Anime Reporter dials back the anime clock thirty years to 1985 to review Vampire Hunter D (apologies to everyone that I just made feel their age), the animated film adaptation of Hideyuki Kikuchi’s novel series. This film is one of the first anime movies to be released outside of its native Japan, so while more modern audiences are spoiled for choice when it comes to anime feature lengths, this was pretty big news back in the day. (That day being in 1985, which was thirty years ago. Remember that, Greg? 1985…Thirty years… Where did they go?)
When this film starts off, we’re told it takes place well into the future, (in the thirteenth millennium), in a post apocalyptic land that contains laser rifles, mutants and the fashion trends of a few hundred years ago where vampires, werewolves and all many of monsters prowl the land. Things starts off with a young woman called Doris being attacked by one beastie after another until she eventually succumbs to a fairly traditional vampire (I mean, he’s even a count). Doris is bitten and faces the prospect of being turned into the count’s bride, so she seeks out the aid of a vampire hunter.
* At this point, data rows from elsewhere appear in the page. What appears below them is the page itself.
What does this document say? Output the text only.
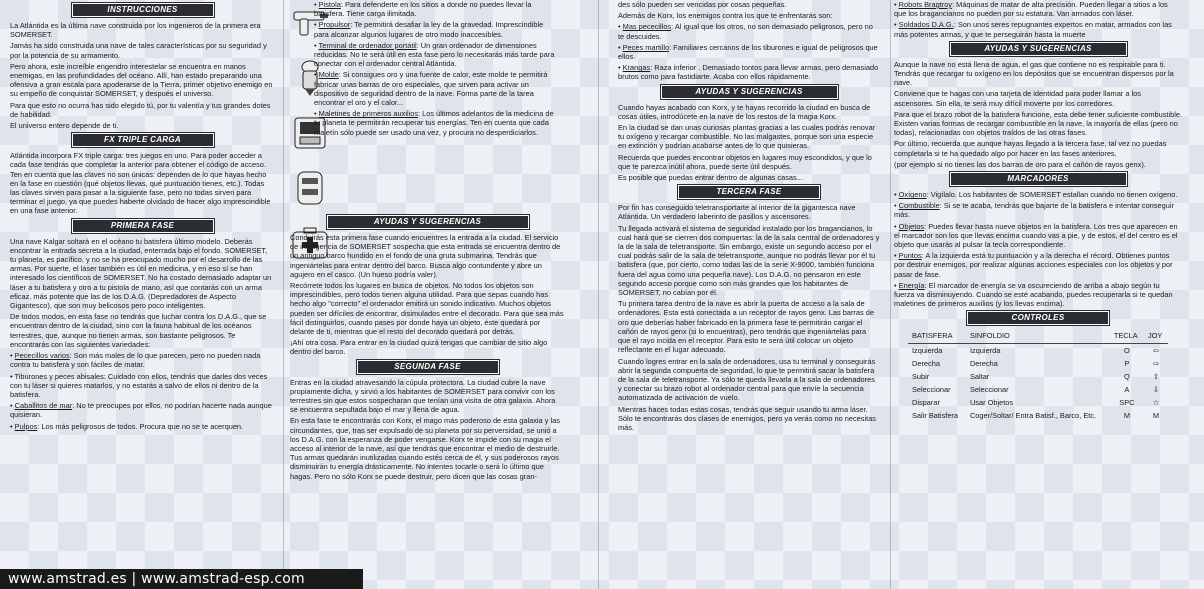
INSTRUCCIONES

La Atlántida es la última nave construida por los ingenieros de la primera era SOMERSET.

Jamás ha sido construida una nave de tales características por su seguridad y por la potencia de su armamento.

Pero ahora, este increíble engendro interestelar se encuentra en manos enemigas, en las profundidades del océano. Allí, han estado preparando una ofensiva a gran escala para apoderarse de la Tierra, primer objetivo enemigo en su empeño de conquistar SOMERSET, y después el universo.

Para que esto no ocurra has sido elegido tú, por tu valentía y tus grandes dotes de habilidad.

El universo entero depende de ti.

FX TRIPLE CARGA

Atlántida incorpora FX triple carga: tres juegos en uno. Para poder acceder a cada fase tendrás que completar la anterior para obtener el código de acceso. Ten en cuenta que las claves no son únicas: dependen de lo que hayas hecho en la fase en cuestión (qué objetos llevas, qué puntuación tienes, etc.). Todas las claves sirven para pasar a la siguiente fase, pero no todas sirven para terminar el juego, ya que puedes haberte olvidado de hacer algo imprescindible en una fase anterior.

PRIMERA FASE

Una nave Kalgar soltará en el océano tu batisfera último modelo. Deberás encontrar la entrada secreta a la ciudad, enterrada bajo el fondo. SOMERSET, tu planeta, es pacífico, y no se ha preocupado mucho por el desarrollo de las armas. Por suerte, el láser también es útil en medicina, y en eso sí se han interesado los científicos de SOMERSET. No ha costado demasiado adaptar un láser a tu batisfera y otro a tu pistola de mano, así que contarás con un arma eficaz, más potente que las de los D.A.G. (Depredadores de Aspecto Gigantesco), que son muy belicosos pero poco inteligentes.

De todos modos, en esta fase no tendrás que luchar contra los D.A.G., que se encuentran dentro de la ciudad, sino con la fauna habitual de los océanos terrestres, que, aunque no tienen armas, son bastante peligrosos. Te encontrarás con las siguientes variedades:

• Pececillos varios: Son más males de lo que parecen, pero no pueden nada contra tu batisfera y son fáciles de matar.

• Tiburones y peces abisales: Cuidado con ellos, tendrás que darles dos veces con tu láser si quieres matarlos, y no estarás a salvo de ellos ni dentro de la batisfera.

• Caballitos de mar: No te preocupes por ellos, no podrían hacerte nada aunque quisieran.

• Pulpos: Los más peligrosos de todos. Procura que no se te acerquen.

• Pistola: Para defenderte en los sitios a donde no puedes llevar la batisfera. Tiene carga ilimitada.

• Propulsor: Te permitirá desafiar la ley de la gravedad. Imprescindible para alcanzar algunos lugares de otro modo inaccesibles.

• Terminal de ordenador portátil: Un gran ordenador de dimensiones reducidas. No te será útil en esta fase pero lo necesitarás más tarde para conectar con el ordenador central Atlántida.

• Molde: Si consigues oro y una fuente de calor, este molde te permitirá fabricar unas barras de oro especiales, que sirven para activar un dispositivo de seguridad dentro de la nave. Forma parte de la tarea encontrar el oro y el calor...

• Maletines de primeros auxilios: Los últimos adelantos de la medicina de tu planeta te permitirán recuperar tus energías. Ten en cuenta que cada maletín sólo puede ser usado una vez, y procura no desperdiciarlos.

AYUDAS Y SUGERENCIAS

Conduirás esta primera fase cuando encuentres la entrada a la ciudad. El servicio de inteligencia de SOMERSET sospecha que esta entrada se encuentra dentro de un antiguo barco hundido en el fondo de una gruta submarina. Tendrás que ingeniártelas para entrar dentro del barco. Busca algo contundente y abre un agujero en el casco. (Un hueso podría valer).

Recórrete todos los lugares en busca de objetos. No todos los objetos son imprescindibles, pero todos tienen alguna utilidad. Para que sepas cuando has hecho algo "correcto" el ordenador emitirá un sonido indicativo. Muchos objetos pueden ser difíciles de encontrar, disimulados entre el decorado. Para que sea más fácil distinguirlos, cuando pases por donde haya un objeto, éste quedará por delante de ti, mientras que el resto del decorado quedará por detrás.

¡Ahí otra cosa. Para entrar en la ciudad quizá tengas que cambiar de sitio algo dentro del barco.

SEGUNDA FASE

Entras en la ciudad atravesando la cúpula protectora. La ciudad cubre la nave propiamente dicha, y sirvió a los habitantes de SOMERSET para convivir con los terrestres sin que estos sospecharan que tenían una visita de otra galaxia. Ahora se encuentra sepultada bajo el mar y llena de agua.

En esta fase te encontrarás con Korx, el mago más poderoso de esta galaxia y las circundantes, que, tras ser expulsado de su planeta por su perversidad, se unió a los D.A.G. con la esperanza de poder vengarse. Korx te impide con su magia el acceso al interior de la nave, así que tendrás que encontrar el medio de destruirle. Tus armas quedarán inutilizadas cuando estés cerca de él, y sus poderosos rayos disminuirán tu energía drásticamente. No intentes tocarle o será lo último que hagas. Pero no sólo Korx se puede destruir, pero dicen que las cosas gran-

des sólo pueden ser vencidas por cosas pequeñas.

Además de Korx, los enemigos contra los que te enfrentarás son:

• Mas pececillos: Al igual que los otros, no son demasiado peligrosos, pero no te descuides.

• Peces martillo: Familiares cercanos de los tiburones e igual de peligrosos que ellos.

• Krangas: Raza inferior . Demasiado tontos para llevar armas, pero demasiado brutos como para fastidiarte. Acaba con ellos rápidamente.

AYUDAS Y SUGERENCIAS

Cuando hayas acabado con Korx, y te hayas recorrido la ciudad en busca de cosas útiles, introdúcete en la nave de los restos de la magia Korx.

En la ciudad se dan unas curiosas plantas gracias a las cuales podrás renovar tu oxígeno y recargar combustible. No las malgastes, porque son una especie en extinción y podrían acabarse antes de lo que quisieras.

Recuerda que puedes encontrar objetos en lugares muy escondidos, y que lo que te parezca inútil ahora, puede serte útil después.

Es posible que puedas entrar dentro de algunas casas...

TERCERA FASE

Por fin has conseguido teletransportarte al interior de la gigantesca nave Atlántida. Un verdadero laberinto de pasillos y ascensores.

Tu llegada activará el sistema de seguridad instalado por los bragancianos, lo cual hará que se cierren dos compuertas: la de la sala central de ordenadores y la de la sala de teletransporte. Sin embargo, existe un segundo acceso por el cual podrás salir de la sala de teletransporte, aunque no podrás llevar por él tu batisfera (que, por cierto, como todas las de la serie X-9000, también funciona fuera del agua como una pequeña nave). Los D.A.G. no pensaron en este segundo acceso porque como son más grandes que los habitantes de SOMERSET, no cabían por él.

Tu primera tarea dentro de la nave es abrir la puerta de acceso a la sala de ordenadores. Esta está conectada a un receptor de rayos genx. Las barras de oro que deberías haber fabricado en la primera fase te permitirán cargar el cañón de rayos genx (si lo encuentras), pero tendrás que ingeniártelas para que el rayo incida en el receptor. Para esto te será útil colocar un objeto reflectante en el lugar adecuado.

Cuando logres entrar en la sala de ordenadores, usa tu terminal y conseguirás abrir la segunda compuerta de seguridad, lo que te permitirá sacar la batisfera de la sala de teletransporte. Ya sólo te queda llevarla a la sala de ordenadores y conectar su brazo robot al ordenador central para que envíe la secuencia automatizada de activación de vuelo.

Mientras haces todas estas cosas, tendrás que seguir usando tu arma láser. Sólo te encontrarás dos clases de enemigos, pero ya verás como no necesitas más.

• Robots Bragtroy: Máquinas de matar de alta precisión. Pueden llegar a sitios a los que los bragancianos no pueden por su estatura. Van armados con láser.

• Soldados D.A.G.: Son unos seres repugnantes expertos en matar, armados con las más potentes armas, y que te perseguirán hasta la muerte

AYUDAS Y SUGERENCIAS

Aunque la nave no está llena de agua, el gas que contiene no es respirable para ti. Tendrás que recargar tu oxígeno en los depósitos que se encuentran dispersos por la nave.

Conviene que te hagas con una tarjeta de identidad para poder llamar a los ascensores. Sin ella, te será muy difícil moverte por los corredores.

Para que el brazo robot de la batisfera funcione, esta debe tener suficiente combustible. Existen varias formas de recargar combustible en la nave, la mayoría de ellas (pero no todas), relacionadas con objetos traídos de las otras fases.

Por último, recuerda que aunque hayas llegado a la tercera fase, tal vez no puedas completarla si te ha quedado algo por hacer en las fases anteriores.

(por ejemplo si no tienes las dos barras de oro para el cañón de rayos genx).

MARCADORES

• Oxígeno: Vigílalo. Los habitantes de SOMERSET estallan cuando no tienen oxígeno.

• Combustible: Si se te acaba, tendrás que bajarte de la batisfera e intentar conseguir más.

• Objetos: Puedes llevar hasta nueve objetos en la batisfera. Los tres que aparecen en el marcador son los que llevas encima cuando vas a pie, y de estos, el del centro es el objeto que usarás al pulsar la tecla correspondiente.

• Puntos: A la izquierda está tu puntuación y a la derecha el récord. Obtienes puntos por destruir enemigos, por realizar algunas acciones especiales con los objetos y por pasar de fase.

• Energía: El marcador de energía se va oscureciendo de arriba a abajo según tu fuerza va disminuyendo. Cuando se esté acabando, puedes recuperarla si te quedan maletines de primeros auxilios (y los llevas encima).

CONTROLES
BATISFERA	SINFOLDIO	TECLA	JOY
Izquierda	Izquierda	O	⇦
Derecha	Derecha	P	⇨
Subir	Saltar	Q	⇧
Seleccionar	Seleccionar	A	⇩
Disparar	Usar Objetos	SPC	☆
Salir Batisfera	Coger/Soltar/ Entra Batisf., Barco, Etc.	M	M
www.amstrad.es | www.amstrad-esp.com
She seeks out this help by attacking the first stranger on a horse, (or cyborg-horse, because, hey, it’s the future), she can find. Luckily for her, her incredibly powerful foe doesn’t kill her and listens long enough to agree to help her with her vampire problem. The vampiric nobleman sends the best and brightest of his monstrous servants after Doris and what follows is more or less what you’d expect. There’s a noticeable lack of the humour and character development that contemporary anime offers so first-time viewers might well find it a little stilted. Likewise, character interaction and relationships are a little bit by-the-books. Our stern and mysterious hero is stern and mysterious. Our damsel in distress is tough but very much in distress. Vampires are your typical villainous fiends and the local slimeball is creepy, dishonest and perverted. Characters don’t really develop much beyond their assigned roles and the plot doesn’t move much from hero saves the day; bad-guy does his best to prevent this.
There’s a lot to be said for the gothic tones throughout. There’s a definite marriage of futuristic sci-fi and the classic tropes of horror, while the dark animation, though undeniably dated, is wonderfully emotive and carries off the entire film well.
Ultimately, Vampire Hunter D is a very simple blend of action and horror which doesn’t quite give viewers the chance to get invested in any characters, but it does offer some gruesome monsters, some mystery and suspense. Just don’t expect to see anything you haven’t seen before. That’s the problem with iconic and groundbreaking films, in thirty or so years, they start to look like less polished versions of everything that’s been borrowing from them for the past few decades.
It’s still worth checking out though.